Since you really bothered to provide so very detailed inputs and help
us
help you (vs what some other people tend to do) - I think you really
deserved a decent answer (and some explanation).
The last question first -even though you don't specify/have dedicated
Storage traffic, there will be an additional interface inside the SSVM
connected to the same Management network (not to the old Storage
network -
if you see the old storage network, restart your mgmt server and
destroy
the SSVM - a new one should be created, with proper interfaces inside
it)
bond naming issues:
- rename your "bond-services" to something industry-standard like
"bond0"
or similar - cloudstack extracts "child" interfaces from cloudbr1 IF
you
specify a VLAN for a network that ACS should create - so your
"bond-services", while fancy (and unclear to me WHY you named it in
that
weird way - smiley here) - is NOT something CloudStack will recognize
and
this is the reason it fails (it even says so in that error message)
- no reason to NOT have that dedicated storage network - feel free to
bring it back - the same issue you have as for the public traffic -
rename
"bond-storage" to e.g. "bond1" and you will be good to go - since you
are
NOT using tagging, ACS will just plug vNIC of the VM into the cloudbr2
(or
whatever bridge name you use for it).
Now some explanation (even though your deduction capabilities
certainly
made you draw some conclusions from what I wrote above ^^^)
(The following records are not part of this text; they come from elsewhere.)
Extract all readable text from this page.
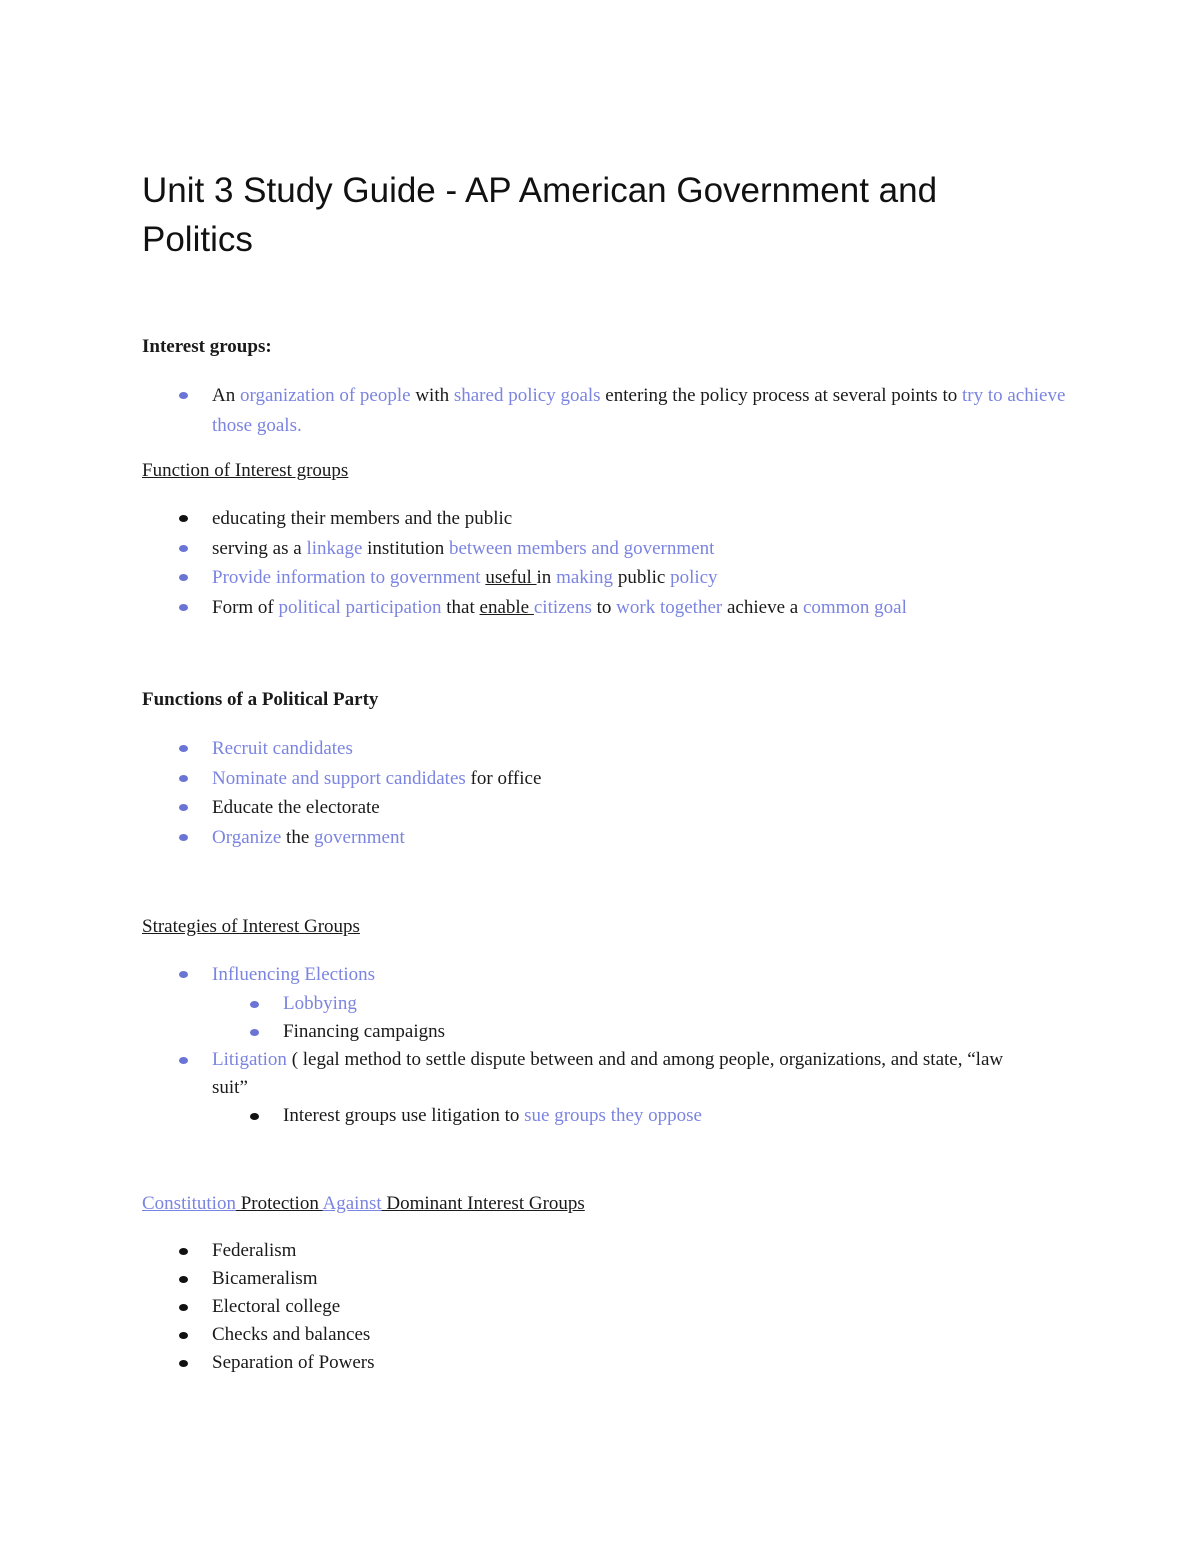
Unit 3 Study Guide - AP American Government and Politics
Interest groups:
An organization of people with shared policy goals entering the policy process at several points to try to achieve those goals.
Function of Interest groups
educating their members and the public
serving as a linkage institution between members and government
Provide information to government useful in making public policy
Form of political participation that enable citizens to work together achieve a common goal
Functions of a Political Party
Recruit candidates
Nominate and support candidates for office
Educate the electorate
Organize the government
Strategies of Interest Groups
Influencing Elections
Lobbying
Financing campaigns
Litigation ( legal method to settle dispute between and and among people, organizations, and state, “law suit”
Interest groups use litigation to sue groups they oppose
Constitution Protection Against Dominant Interest Groups
Federalism
Bicameralism
Electoral college
Checks and balances
Separation of Powers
- When you specify a VLAN id for some network in CLoudStack -
CloudStack
will look for the device name that is specified as the "Traffic label"
for
that traffic (and you have none??? for your Public traffic - while it
should be set to the name of the bridge device "cloudbr1") - and then
it
will provision a VLAN interface and create a new bridge - (i.e. for
Public
network with VLAN id 48, it will extract "bond0" from the "cloudbr1",
and
create bond0.48 VLAN interface - AND it will create a brand new bridge
with
this bond0.48 interface (bridge with funny name), and plug Public
vNICs
into this new bridge....
- When you do NOT specify a VLAN id for some network in CloudStack
(i.e.
your storage network doesn't use VLAN ID in CloudStack, your switch
ports
are in access vlan 96) - you need to have a bridge (i.e. cloudbr2)
with the
bondYYY child interface (instead of that "bond-storage" fancy but
unrecognized child interface name) - and then ACS will NOT extract
child
interface (nor do everything I explained in the previous
paraghraph/bullet
point) - it will just bluntly "stick" all the vNICs into that cloudbr2
-
and hope you have a proper physical/child interface also added to the
cloudbr2 that will carry the traffic down the line... (purely FYI -
you
could also e.g. use trunking on Linux if you want to, and have e.g.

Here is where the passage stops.